Zuerst auf den Markt
Am Morgen hat sie uns mit dem Minibus abgeholt in Chiang Mai. Die Metropole im Norden Thailands ist ein besonders guter Ort, um sich am Wok zu üben. Eine unüberschaubare Anzahl von Kochschulen bietet ihre Dienste an, zudem sind die Preise weniger gepfeffert als in Bangkok. Die Messlatte liegt hoch – Abend für Abend haben wir im Restaurant die Spezialitäten der thailändischen Küche kennengelernt, vom knackig-frischen Grüne-Papaya-Salat bis hin zur Tom-Yam-Suppe, in der Kaffernlimetten und Chilischoten eine sauer-scharfe Symbiose eingehen.
Die erste Unterrichtseinheit ist die Zutaten-Lehre. Der Minibus hält an einer unscheinbaren Markthalle. Pear führt uns mitten in das Gewirr der Marktstände, zupft mal hier ein Blatt von einem Bündel, hält uns dort ein Gewürz unter die Nase. Etwa zehn Europäer versuchen, sich die Unterschiede zwischen Reisnudeln, Eiernudeln und Glasnudeln zu merken, und zwischen den Pilzarten, die Pear als Ohrenpilze (nach ihrer Form) oder Jelly-Pilze (nach ihrer Konsistenz) bezeichnet. Wir lernen: Kleine Chilis sind schärfer als große, rote schärfer als grüne. Unsere Lehrerin nimmt eine winzige rote Schote von einem Stand: „Dieser hier ist wie eine Bombe.“Wir verzichten darauf, diese Aussage zu überprüfen.
Die Kochschule liegt in einem üppigen Gemüsegarten außerhalb der Stadt. Der Klassenraum hat ein Dach (wegen des Monsuns) aber keine Wände (wegen der Durchlüftung) und Kücheninseln mit jeweils zwölf gasbetriebenen Woks. Im Laufe des Tages werden wir sieben Gänge zubereiten, bei jedem Gang gibt es mehrere Varianten: süß oder sauer, scharf oder sehr scharf, ganz nach Geschmack.
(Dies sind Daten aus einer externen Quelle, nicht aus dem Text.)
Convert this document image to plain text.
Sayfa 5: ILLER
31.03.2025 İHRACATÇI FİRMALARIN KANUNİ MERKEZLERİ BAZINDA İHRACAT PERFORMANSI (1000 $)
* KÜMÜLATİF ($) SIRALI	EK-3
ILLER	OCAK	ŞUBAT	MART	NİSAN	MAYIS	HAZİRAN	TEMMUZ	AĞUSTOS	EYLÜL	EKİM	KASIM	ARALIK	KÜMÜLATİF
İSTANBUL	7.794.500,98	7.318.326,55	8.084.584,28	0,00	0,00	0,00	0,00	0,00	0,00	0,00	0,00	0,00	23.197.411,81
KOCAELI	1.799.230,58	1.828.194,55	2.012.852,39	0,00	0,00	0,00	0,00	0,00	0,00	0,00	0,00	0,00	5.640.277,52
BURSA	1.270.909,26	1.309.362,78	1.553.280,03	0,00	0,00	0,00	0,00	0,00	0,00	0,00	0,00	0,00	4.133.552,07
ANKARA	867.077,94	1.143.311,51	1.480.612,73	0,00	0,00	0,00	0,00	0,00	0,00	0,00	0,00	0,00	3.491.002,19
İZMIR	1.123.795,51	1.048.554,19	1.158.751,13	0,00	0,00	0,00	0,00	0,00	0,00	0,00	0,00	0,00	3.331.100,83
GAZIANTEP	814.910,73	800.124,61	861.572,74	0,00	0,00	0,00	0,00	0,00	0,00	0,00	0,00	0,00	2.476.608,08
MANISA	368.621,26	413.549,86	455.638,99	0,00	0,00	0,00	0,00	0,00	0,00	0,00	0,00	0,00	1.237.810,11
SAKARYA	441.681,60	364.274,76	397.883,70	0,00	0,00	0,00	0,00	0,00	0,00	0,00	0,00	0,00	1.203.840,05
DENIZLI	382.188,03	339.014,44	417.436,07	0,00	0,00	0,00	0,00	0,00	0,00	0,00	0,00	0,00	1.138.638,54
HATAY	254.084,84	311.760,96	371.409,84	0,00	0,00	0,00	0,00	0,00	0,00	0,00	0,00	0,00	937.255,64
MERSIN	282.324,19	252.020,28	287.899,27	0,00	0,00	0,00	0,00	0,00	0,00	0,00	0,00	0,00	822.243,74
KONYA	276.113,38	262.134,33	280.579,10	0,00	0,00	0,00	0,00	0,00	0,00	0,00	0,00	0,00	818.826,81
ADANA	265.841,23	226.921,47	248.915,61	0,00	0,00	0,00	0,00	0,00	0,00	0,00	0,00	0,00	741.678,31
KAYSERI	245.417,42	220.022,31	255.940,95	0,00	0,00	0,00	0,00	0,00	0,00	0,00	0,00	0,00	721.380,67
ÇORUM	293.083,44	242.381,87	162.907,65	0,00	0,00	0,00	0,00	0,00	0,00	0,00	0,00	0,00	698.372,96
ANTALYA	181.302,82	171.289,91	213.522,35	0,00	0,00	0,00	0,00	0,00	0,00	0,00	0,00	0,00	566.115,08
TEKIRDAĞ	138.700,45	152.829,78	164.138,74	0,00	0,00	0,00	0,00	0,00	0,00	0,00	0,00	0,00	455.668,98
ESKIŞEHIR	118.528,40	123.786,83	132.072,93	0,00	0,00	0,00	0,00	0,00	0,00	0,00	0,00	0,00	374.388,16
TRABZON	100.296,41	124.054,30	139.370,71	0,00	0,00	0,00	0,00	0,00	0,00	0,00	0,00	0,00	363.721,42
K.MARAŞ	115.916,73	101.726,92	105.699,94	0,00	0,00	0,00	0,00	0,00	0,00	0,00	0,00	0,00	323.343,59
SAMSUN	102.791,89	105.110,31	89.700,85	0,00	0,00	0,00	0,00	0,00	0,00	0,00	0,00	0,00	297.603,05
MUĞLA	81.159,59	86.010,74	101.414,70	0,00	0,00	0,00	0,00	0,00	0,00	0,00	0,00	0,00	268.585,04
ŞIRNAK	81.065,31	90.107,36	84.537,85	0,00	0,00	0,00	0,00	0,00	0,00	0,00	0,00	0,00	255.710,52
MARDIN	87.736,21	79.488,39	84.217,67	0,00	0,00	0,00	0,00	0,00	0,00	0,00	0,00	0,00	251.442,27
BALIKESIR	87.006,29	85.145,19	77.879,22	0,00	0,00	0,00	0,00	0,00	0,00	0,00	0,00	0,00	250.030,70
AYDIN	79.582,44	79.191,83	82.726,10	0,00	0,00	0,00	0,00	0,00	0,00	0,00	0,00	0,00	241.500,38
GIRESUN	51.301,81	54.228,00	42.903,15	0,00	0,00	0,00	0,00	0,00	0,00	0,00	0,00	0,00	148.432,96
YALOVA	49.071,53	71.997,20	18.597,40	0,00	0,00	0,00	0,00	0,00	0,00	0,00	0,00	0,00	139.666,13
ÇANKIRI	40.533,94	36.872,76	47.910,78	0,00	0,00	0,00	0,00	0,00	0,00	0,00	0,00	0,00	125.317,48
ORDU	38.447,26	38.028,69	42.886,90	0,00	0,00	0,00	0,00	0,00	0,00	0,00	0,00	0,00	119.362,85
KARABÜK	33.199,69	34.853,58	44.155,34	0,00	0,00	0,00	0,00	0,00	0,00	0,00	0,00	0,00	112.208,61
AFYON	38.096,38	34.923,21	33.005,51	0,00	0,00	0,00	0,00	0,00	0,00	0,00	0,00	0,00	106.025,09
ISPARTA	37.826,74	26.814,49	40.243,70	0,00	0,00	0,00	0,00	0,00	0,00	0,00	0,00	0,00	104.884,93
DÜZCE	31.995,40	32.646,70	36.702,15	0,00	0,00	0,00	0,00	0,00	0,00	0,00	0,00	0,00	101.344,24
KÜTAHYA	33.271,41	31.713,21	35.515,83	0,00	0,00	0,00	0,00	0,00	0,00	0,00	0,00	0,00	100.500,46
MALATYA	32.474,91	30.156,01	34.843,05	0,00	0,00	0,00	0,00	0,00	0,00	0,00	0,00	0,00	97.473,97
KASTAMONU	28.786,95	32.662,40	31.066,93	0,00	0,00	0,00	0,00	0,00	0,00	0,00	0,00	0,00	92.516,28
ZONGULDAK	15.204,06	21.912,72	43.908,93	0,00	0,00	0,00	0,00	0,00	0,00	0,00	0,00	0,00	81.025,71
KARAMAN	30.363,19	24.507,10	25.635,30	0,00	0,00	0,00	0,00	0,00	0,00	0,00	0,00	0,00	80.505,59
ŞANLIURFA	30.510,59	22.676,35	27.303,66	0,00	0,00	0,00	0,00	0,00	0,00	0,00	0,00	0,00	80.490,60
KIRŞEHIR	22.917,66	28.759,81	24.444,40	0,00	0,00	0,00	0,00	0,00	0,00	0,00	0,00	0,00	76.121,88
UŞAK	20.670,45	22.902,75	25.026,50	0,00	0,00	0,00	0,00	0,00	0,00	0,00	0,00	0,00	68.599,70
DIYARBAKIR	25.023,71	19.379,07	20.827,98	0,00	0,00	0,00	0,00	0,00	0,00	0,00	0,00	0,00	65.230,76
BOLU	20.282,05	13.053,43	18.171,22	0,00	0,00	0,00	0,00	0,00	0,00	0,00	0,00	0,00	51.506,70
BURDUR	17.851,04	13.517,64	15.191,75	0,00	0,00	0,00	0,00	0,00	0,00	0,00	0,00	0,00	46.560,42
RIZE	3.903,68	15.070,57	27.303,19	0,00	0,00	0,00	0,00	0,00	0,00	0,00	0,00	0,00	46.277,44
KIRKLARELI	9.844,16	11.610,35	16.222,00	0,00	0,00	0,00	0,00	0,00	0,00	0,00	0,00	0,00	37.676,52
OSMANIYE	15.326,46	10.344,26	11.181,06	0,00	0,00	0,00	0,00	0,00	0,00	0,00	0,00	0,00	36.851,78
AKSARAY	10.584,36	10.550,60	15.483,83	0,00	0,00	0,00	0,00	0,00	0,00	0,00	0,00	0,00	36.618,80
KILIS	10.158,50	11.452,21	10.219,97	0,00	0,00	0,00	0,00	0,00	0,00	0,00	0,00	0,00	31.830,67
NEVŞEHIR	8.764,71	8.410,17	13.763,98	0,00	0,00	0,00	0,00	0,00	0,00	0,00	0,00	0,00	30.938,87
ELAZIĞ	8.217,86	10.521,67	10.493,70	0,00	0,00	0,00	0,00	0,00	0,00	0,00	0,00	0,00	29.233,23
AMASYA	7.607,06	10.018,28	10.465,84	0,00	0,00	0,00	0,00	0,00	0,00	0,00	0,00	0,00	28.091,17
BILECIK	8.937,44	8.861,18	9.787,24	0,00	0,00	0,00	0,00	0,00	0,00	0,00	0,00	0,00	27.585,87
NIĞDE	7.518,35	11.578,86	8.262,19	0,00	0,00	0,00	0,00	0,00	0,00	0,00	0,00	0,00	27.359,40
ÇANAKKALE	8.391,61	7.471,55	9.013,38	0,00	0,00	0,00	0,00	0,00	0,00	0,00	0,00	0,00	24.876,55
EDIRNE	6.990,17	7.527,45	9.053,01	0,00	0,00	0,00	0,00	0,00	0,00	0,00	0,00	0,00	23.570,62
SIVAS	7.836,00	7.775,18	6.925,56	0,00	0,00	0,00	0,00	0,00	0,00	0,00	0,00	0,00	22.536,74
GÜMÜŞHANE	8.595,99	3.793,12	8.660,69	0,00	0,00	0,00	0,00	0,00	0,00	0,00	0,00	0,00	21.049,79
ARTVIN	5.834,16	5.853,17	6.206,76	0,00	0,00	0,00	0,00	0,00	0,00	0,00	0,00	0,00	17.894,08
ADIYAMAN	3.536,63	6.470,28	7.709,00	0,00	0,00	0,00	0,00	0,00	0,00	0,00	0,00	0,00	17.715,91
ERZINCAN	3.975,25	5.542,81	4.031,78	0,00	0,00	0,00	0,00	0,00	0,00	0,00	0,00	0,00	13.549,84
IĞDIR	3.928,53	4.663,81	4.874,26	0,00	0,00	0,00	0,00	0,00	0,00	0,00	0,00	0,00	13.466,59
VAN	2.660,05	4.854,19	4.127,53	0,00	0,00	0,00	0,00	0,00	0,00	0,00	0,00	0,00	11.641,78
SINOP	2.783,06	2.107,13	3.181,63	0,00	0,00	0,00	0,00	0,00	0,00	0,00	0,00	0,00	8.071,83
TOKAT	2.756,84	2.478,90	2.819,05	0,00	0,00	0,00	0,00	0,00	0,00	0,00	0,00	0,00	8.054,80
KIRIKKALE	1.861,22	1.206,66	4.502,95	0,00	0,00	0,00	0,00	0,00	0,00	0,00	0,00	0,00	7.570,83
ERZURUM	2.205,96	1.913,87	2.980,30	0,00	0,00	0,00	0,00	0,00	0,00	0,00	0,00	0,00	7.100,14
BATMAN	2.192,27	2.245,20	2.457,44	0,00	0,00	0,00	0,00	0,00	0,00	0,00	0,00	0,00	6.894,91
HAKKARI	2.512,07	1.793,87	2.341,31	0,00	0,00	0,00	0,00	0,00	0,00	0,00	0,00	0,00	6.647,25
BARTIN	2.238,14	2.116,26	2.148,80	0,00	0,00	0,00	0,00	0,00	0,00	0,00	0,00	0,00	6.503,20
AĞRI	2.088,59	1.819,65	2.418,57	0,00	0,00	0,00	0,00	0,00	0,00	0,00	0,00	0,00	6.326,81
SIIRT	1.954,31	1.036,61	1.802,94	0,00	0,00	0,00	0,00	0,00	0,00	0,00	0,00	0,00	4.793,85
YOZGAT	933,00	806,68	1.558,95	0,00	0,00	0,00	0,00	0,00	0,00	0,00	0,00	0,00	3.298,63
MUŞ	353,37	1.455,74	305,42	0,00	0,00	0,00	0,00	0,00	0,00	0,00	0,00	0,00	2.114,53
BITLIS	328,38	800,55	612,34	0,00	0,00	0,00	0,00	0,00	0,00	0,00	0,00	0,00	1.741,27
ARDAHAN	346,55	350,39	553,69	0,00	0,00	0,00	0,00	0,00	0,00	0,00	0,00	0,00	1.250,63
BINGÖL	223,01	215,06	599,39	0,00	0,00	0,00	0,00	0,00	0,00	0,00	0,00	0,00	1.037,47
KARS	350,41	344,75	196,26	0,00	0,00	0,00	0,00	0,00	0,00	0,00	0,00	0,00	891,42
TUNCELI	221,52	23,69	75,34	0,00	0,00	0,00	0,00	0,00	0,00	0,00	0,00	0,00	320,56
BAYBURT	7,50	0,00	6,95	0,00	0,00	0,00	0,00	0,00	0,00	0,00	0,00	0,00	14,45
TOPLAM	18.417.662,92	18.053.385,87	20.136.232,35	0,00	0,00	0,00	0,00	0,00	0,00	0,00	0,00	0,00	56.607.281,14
Bald zischt und brutzelt im Wok das erste Phat Thai, das bekannte Reisnudelgericht mit der knallbunten Anmutung, dessen Zutatenliste am ehesten mit „ein bisschen von allem“beschrieben ist. Man bekommt es überall in Thailand serviert. Anders als der patriotische Name vermuten lässt, ist Phat Thai für die meisten Einheimischen allerdings keine Lieblingsspeise. Aus Sicht von Pear liegt das daran, dass die Nudeln auf einzelnen Tellern serviert werden, was der Idee des geselligen Zusammenseins widerspricht – Reisgerichte hingegen werden in großen Schüsseln gereicht, aus denen sich alle bedienen. Touristen aber lieben Phat Thai – es ist billig, variantenreich und man erkennt, was sich auf dem Teller befindet.
Mogelpackungen
Allerdings kann man sich da auch täuschen. Wer in Thailand ein vegetarisches Gericht bestellt, und dann das Dargereichte genauer inspiziert, kann durchaus kleine orangefarbene Punkte entdecken, die sich als getrocknete Mini-Garnelen entpuppen. Auf den Protest hin, dass das aber nicht vegetarisch sei, wird die Kellnerin lächeln und etwas sagen, was sich in etwa übersetzen lässt mit: „Ach, die sind doch so klein, die zählen gar nicht.“Noch subversiver ist Nam Pla, eine dunkle Fischsoße, die Thailands Köche als Allzweckwaffe nutzen. Sie steckt im Glasnudelsalat, im Phat Thai sowieso.
Einfach weiterlächeln
Auch manche Thais haben Probleme, wenn sie sich vegetarisch ernähren wollen. So zum Beispiel Charat. Wir treffen den 26-Jährigen unter einem Schatten spendenden Baum am Wat Chedi Luang, einem großen Tempel und Kloster in der Altstadt von Chiang Mai. Der 26-Jährige ist buddhistischer Mönch – sein brauner Umhang weist ihn als Mönch eines Waldklosters aus. Stadtmönche tragen orangefarbene Tücher. Charat ist zu Ausbildungszwecken nach Chiang Mai gekommen, am Standort von Tempel und Kloster ist auch eine buddhistische Hochschule angesiedelt. Diese schickt ihre Schüler zum „Monk Chat“, der „Mönchsplauderei“. Dabei sollen die angehenden Theologen Englisch lernen, indem sie mit Touristen ins Gespräch kommen – über Buddha und die Welt, gewissermaßen. Charat erzählt, dass er gern Vegetarier werden möchte. Doch das ist nicht so einfach. Morgens gehen die Mönche mit leeren Schüsseln durch den Ort, um Essensspenden einzusammeln. Daheim in der Umgebung des Waldklosters wissen die Dorfbewohner, dass Charat keine Tiere essen will, und passen ihre Spenden entsprechend an. Hier in der Stadt wissen die Menschen das nicht. Spenden sie Fleisch, muss Charat es essen. Um Fragen des Geschmacks darf es ihm ohnehin nicht gehen. „Ziel ist es, die körperlichen Belange hinter sich zu lassen, weil man den Körper nach dem irdischen Leben hinter sich lässt“, weist der Mönch den Weg ins Nirwana.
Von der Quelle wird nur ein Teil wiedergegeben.